The World Health Organisation currently recommends that women in areas of stable malaria transmission receive intermittent preventative treatment in pregnancy (IPTp) with the antimalarial drug sulfadoxine-pyrimethamine (SP).

WHO recommends that SP be given at each scheduled antenatal clinic visit except in the first trimester. However, scientists say high levels of resistance from the malaria parasite to this drug threatens its efficacy.

"Like all malarial treatments, the plasmodium parasites have quickly developed resistance to this drug, meaning that in many areas, SP-IPTp is rapidly becoming ineffective and an alternative approach will soon be needed," say the researchers.

 
 
 

In their study, the scientists found that deployment of DHP for malaria in the second and third trimesters of pregnancy is associated with a significant decrease in adverse maternal and infant outcomes.
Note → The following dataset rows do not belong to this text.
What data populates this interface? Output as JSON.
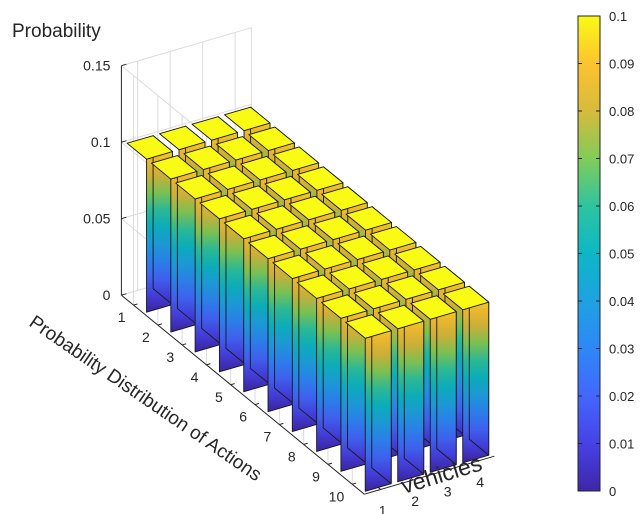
{
  "chart_data": {
    "type": "bar3d",
    "zlabel": "Probability",
    "xlabel": "vehicles",
    "ylabel": "Probability Distribution of Actions",
    "x_categories": [
      "1",
      "2",
      "3",
      "4"
    ],
    "y_categories": [
      "1",
      "2",
      "3",
      "4",
      "5",
      "6",
      "7",
      "8",
      "9",
      "10"
    ],
    "zlim": [
      0,
      0.15
    ],
    "z_ticks": [
      "0",
      "0.05",
      "0.1",
      "0.15"
    ],
    "values": [
      [
        0.1,
        0.1,
        0.1,
        0.1,
        0.1,
        0.1,
        0.1,
        0.1,
        0.1,
        0.1
      ],
      [
        0.1,
        0.1,
        0.1,
        0.1,
        0.1,
        0.1,
        0.1,
        0.1,
        0.1,
        0.1
      ],
      [
        0.1,
        0.1,
        0.1,
        0.1,
        0.1,
        0.1,
        0.1,
        0.1,
        0.1,
        0.1
      ],
      [
        0.1,
        0.1,
        0.1,
        0.1,
        0.1,
        0.1,
        0.1,
        0.1,
        0.1,
        0.1
      ]
    ],
    "colorbar": {
      "range": [
        0,
        0.1
      ],
      "ticks": [
        "0",
        "0.01",
        "0.02",
        "0.03",
        "0.04",
        "0.05",
        "0.06",
        "0.07",
        "0.08",
        "0.09",
        "0.1"
      ],
      "colormap": "parula"
    },
    "grid": true
  }
}
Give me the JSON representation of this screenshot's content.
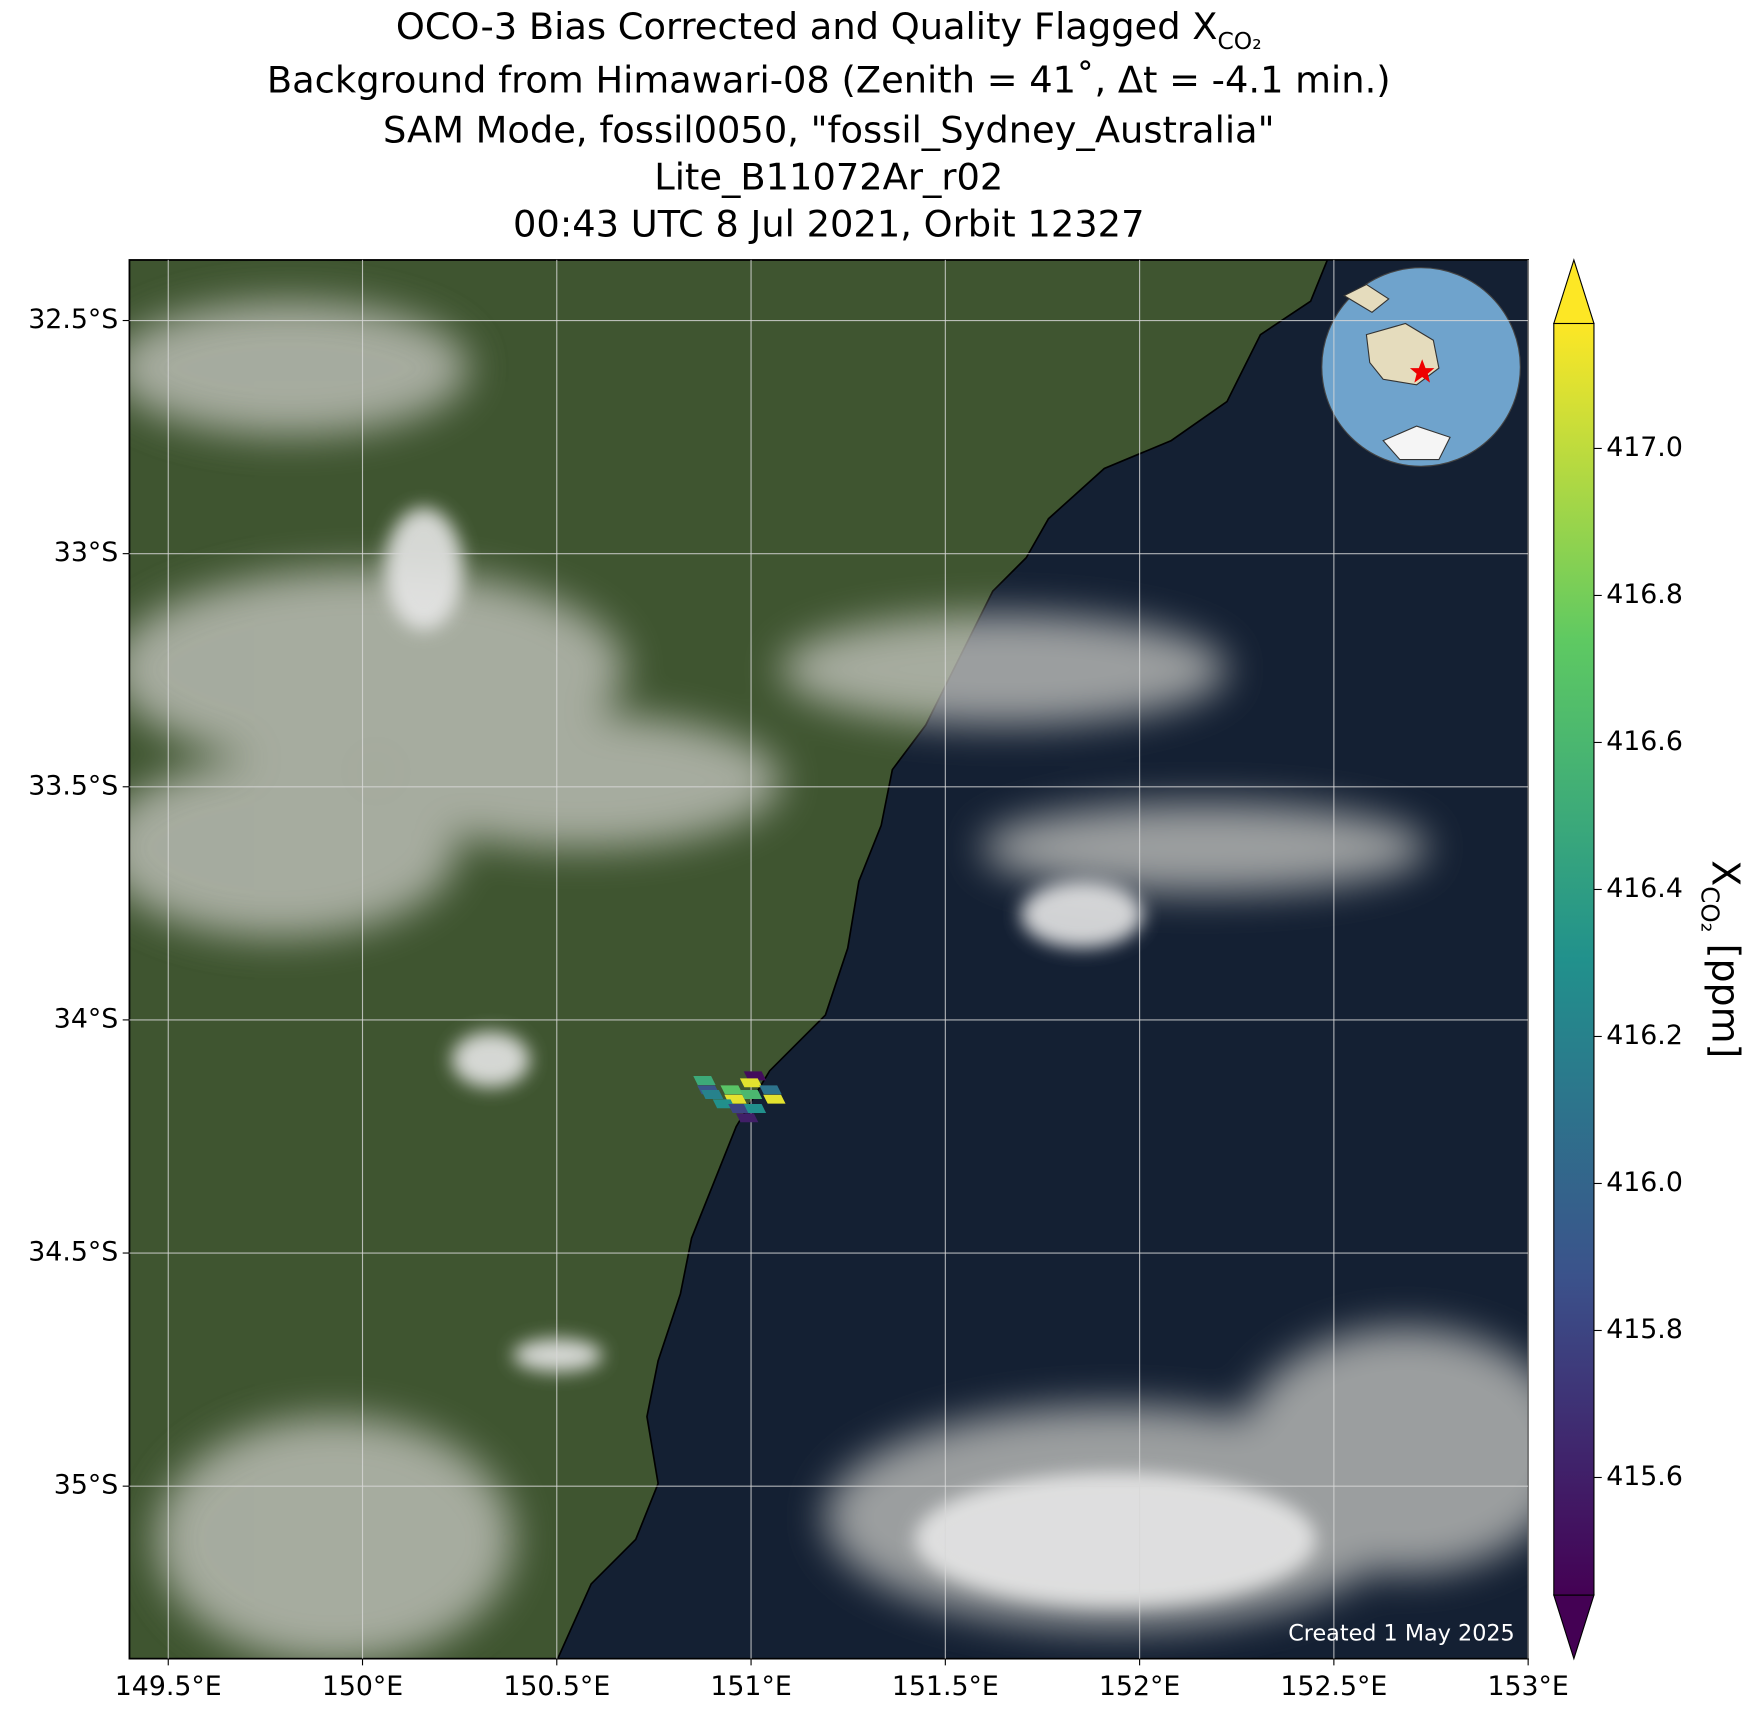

The study evaluated the efficacy and safety of two alternative strategies in comparison with standard treatment recommended for the prevention of malaria in 1,546 HIV-negative pregnant women in western Kenya.

The study looked at two alternatives to the recommended treatment strategy intermittent screening with malaria rapid diagnostic tests (RDTs) and treatment of RDT-positive women with the new drug dihydroartemisinin-piperaquine (ISTp-DP); and intermittent preventative treatment with dihydroartemisinin-piperaquine (IPTp-DP).

It was found that there were more instances of malaria with ISTp-DP compared with the existing IPTp-SP strategy, however there was a much lower instance of malaria in the IPTp-DP treated group.

"Malaria in pregnant women is a serious public health problem, and in areas of high resistance to SP it is clear that an alternative treatment is needed," said Feiko ter Kuile, the study leader and a professor at Liverpool School of Tropical Medicine.